L'institution héberge aussi une quinzaine d'étudiants du conservatoire ou de l'académie de la Scala, le célèbre opéra milanais. Une initiative lancée en 1999 afin de permettre un échange entre générations.
 
A l'image des autres étudiants, venus d'Italie, du Japon ou de Corée, Marika Spadafino, une soprano de 30 ans, apprécie ce mélange.
 
"Je parle beaucoup avec les pensionnaires, ils m'écoutent chanter, me donnent des conseils. Ils savent transmettre leur expérience. Pour moi qui viens d'une famille où personne n'est musicien, c'est très important.
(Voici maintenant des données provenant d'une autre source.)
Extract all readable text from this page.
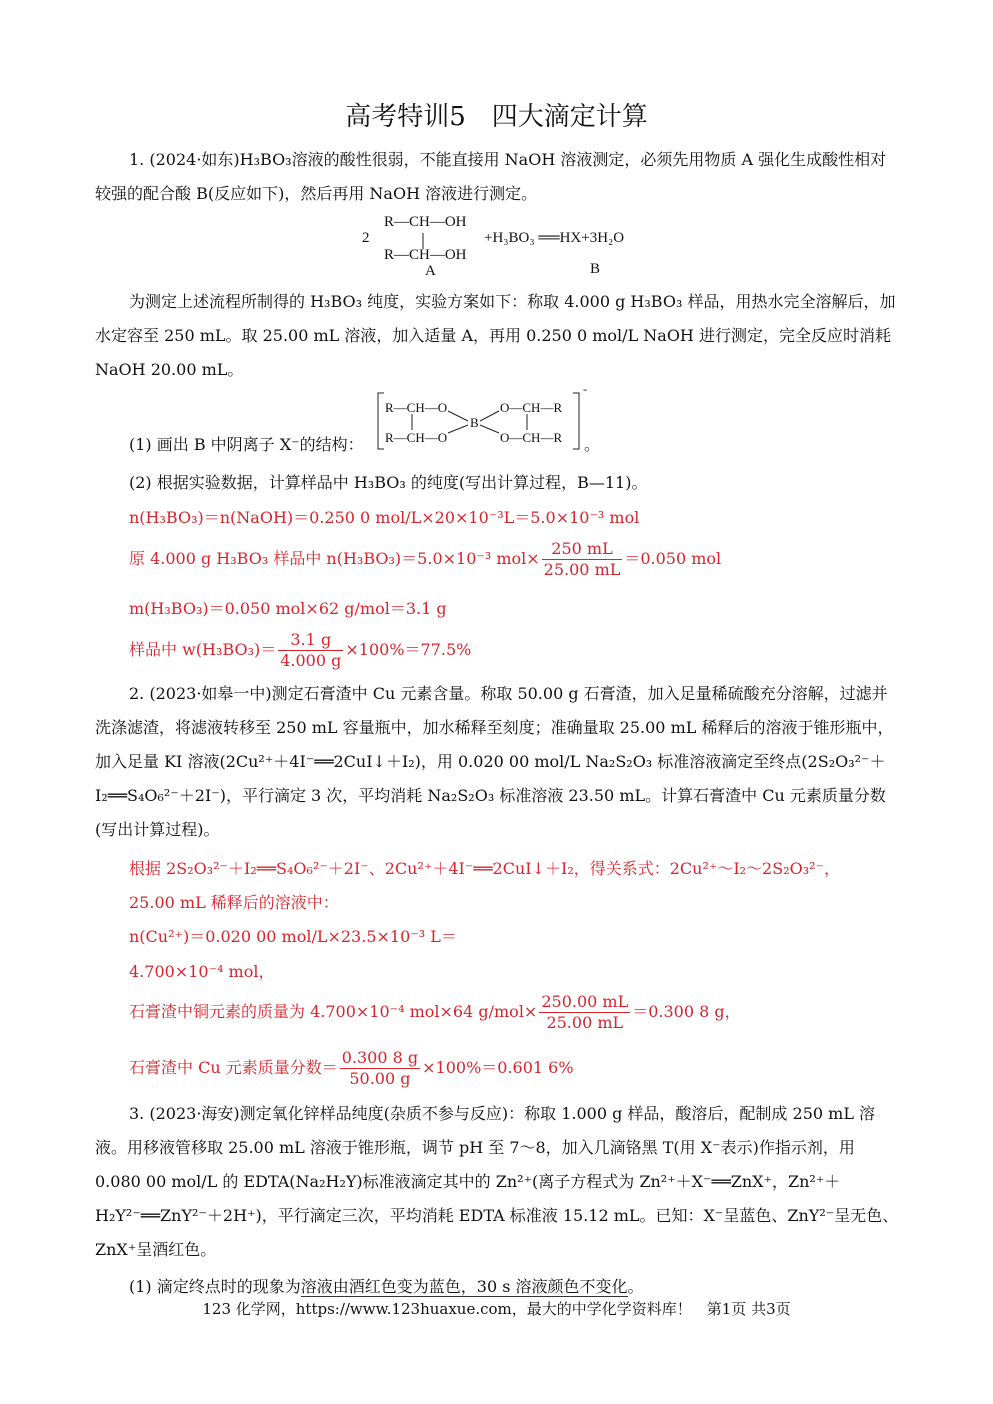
高考特训5　四大滴定计算

1. (2024·如东)H₃BO₃溶液的酸性很弱，不能直接用 NaOH 溶液测定，必须先用物质 A 强化生成酸性相对较强的配合酸 B(反应如下)，然后再用 NaOH 溶液进行测定。

2
R—CH—OH
R—CH—OH
A
+H₃BO₃ ══HX+3H₂O
B

为测定上述流程所制得的 H₃BO₃ 纯度，实验方案如下：称取 4.000 g H₃BO₃ 样品，用热水完全溶解后，加水定容至 250 mL。取 25.00 mL 溶液，加入适量 A，再用 0.250 0 mol/L NaOH 进行测定，完全反应时消耗 NaOH 20.00 mL。

(1) 画出 B 中阴离子 X⁻的结构：
R—CH—O
R—CH—O
B
O—CH—R
O—CH—R
-
。
(2) 根据实验数据，计算样品中 H₃BO₃ 的纯度(写出计算过程，B—11)。
n(H₃BO₃)＝n(NaOH)＝0.250 0 mol/L×20×10⁻³L＝5.0×10⁻³ mol
原 4.000 g H₃BO₃ 样品中 n(H₃BO₃)＝5.0×10⁻³ $mol\times \frac{250 mL}{25.00 mL} =0.050$ mol
m(H₃BO₃)＝0.050 mol×62 g/mol＝3.1 g
样品中 $w(H_3BO_3)= \frac{3.1 g}{4.000 g} \times 100\%=77.5\%$

2. (2023·如皋一中)测定石膏渣中 Cu 元素含量。称取 50.00 g 石膏渣，加入足量稀硫酸充分溶解，过滤并洗涤滤渣，将滤液转移至 250 mL 容量瓶中，加水稀释至刻度；准确量取 25.00 mL 稀释后的溶液于锥形瓶中，加入足量 KI 溶液(2Cu²⁺＋4I⁻══2CuI↓＋I₂)，用 0.020 00 mol/L Na₂S₂O₃ 标准溶液滴定至终点(2S₂O₃²⁻＋I₂══S₄O₆²⁻＋2I⁻)，平行滴定 3 次，平均消耗 Na₂S₂O₃ 标准溶液 23.50 mL。计算石膏渣中 Cu 元素质量分数(写出计算过程)。

根据 2S₂O₃²⁻＋I₂══S₄O₆²⁻＋2I⁻、2Cu²⁺＋4I⁻══2CuI↓＋I₂，得关系式：2Cu²⁺～I₂～2S₂O₃²⁻，
25.00 mL 稀释后的溶液中：
n(Cu²⁺)＝0.020 00 mol/L×23.5×10⁻³ L＝
4.700×10⁻⁴ mol，
石膏渣中铜元素的质量为 4.700×10⁻⁴ mol×64 $g/mol\times \frac{250.00 mL}{25.00 mL} =0.300$ 8 g，
石膏渣中 Cu 元素质量分数＝ $\frac{0.300 8 g}{50.00 g} \times 100\%=0.601$ 6%

3. (2023·海安)测定氧化锌样品纯度(杂质不参与反应)：称取 1.000 g 样品，酸溶后，配制成 250 mL 溶液。用移液管移取 25.00 mL 溶液于锥形瓶，调节 pH 至 7～8，加入几滴铬黑 T(用 X⁻表示)作指示剂，用 0.080 00 mol/L 的 EDTA(Na₂H₂Y)标准液滴定其中的 Zn²⁺(离子方程式为 Zn²⁺＋X⁻══ZnX⁺，Zn²⁺＋H₂Y²⁻══ZnY²⁻＋2H⁺)，平行滴定三次，平均消耗 EDTA 标准液 15.12 mL。已知：X⁻呈蓝色、ZnY²⁻呈无色、ZnX⁺呈酒红色。

(1) 滴定终点时的现象为溶液由酒红色变为蓝色，30 s 溶液颜色不变化。
123 化学网，https://www.123huaxue.com，最大的中学化学资料库！　第1页 共3页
Et quand les choses ne se passent pas bien, ils savent te consoler et te donner la force pour continuer", souligne la jeune femme originaire des Pouilles (sud de l'Italie).

Des forts caractères

Bien sûr, les affres de la vieillesse peuvent parfois rendre le quotidien difficile. Bissy, la musicologue nonagénaire, souffre de ne plus être aussi libre qu'avant, elle qui a tant voyagé et chéri sa liberté. Mais "c'est la seule chose qui ne me plaît pas". Car "ici, on est vraiment très bien. Je suis très occupée. J'enseigne la musique, le chant, l'opéra et aussi un peu les langues", dit celle qui en parle sept, avant de pousser la chansonnette avec Raimondo.
 
Quand on l'interroge sur d'éventuelles tensions, alors que les musiciens sont réputés pour leur fort caractère, l'élégant pianiste pouffe : "Vous mettez ensemble 60 artistes... oh là là, vous pouvez imaginer !"
 
La maison a une liste d'attente d'une dizaine de personnes, qui attendent qu'un musicien s'éteigne pour prendre sa place. "J'espère y être encore un peu, souligne Marisa, qui savoure chaque journée passée ici. Mais nous savons que nous mourrons tous ici, alors nous sommes prêts."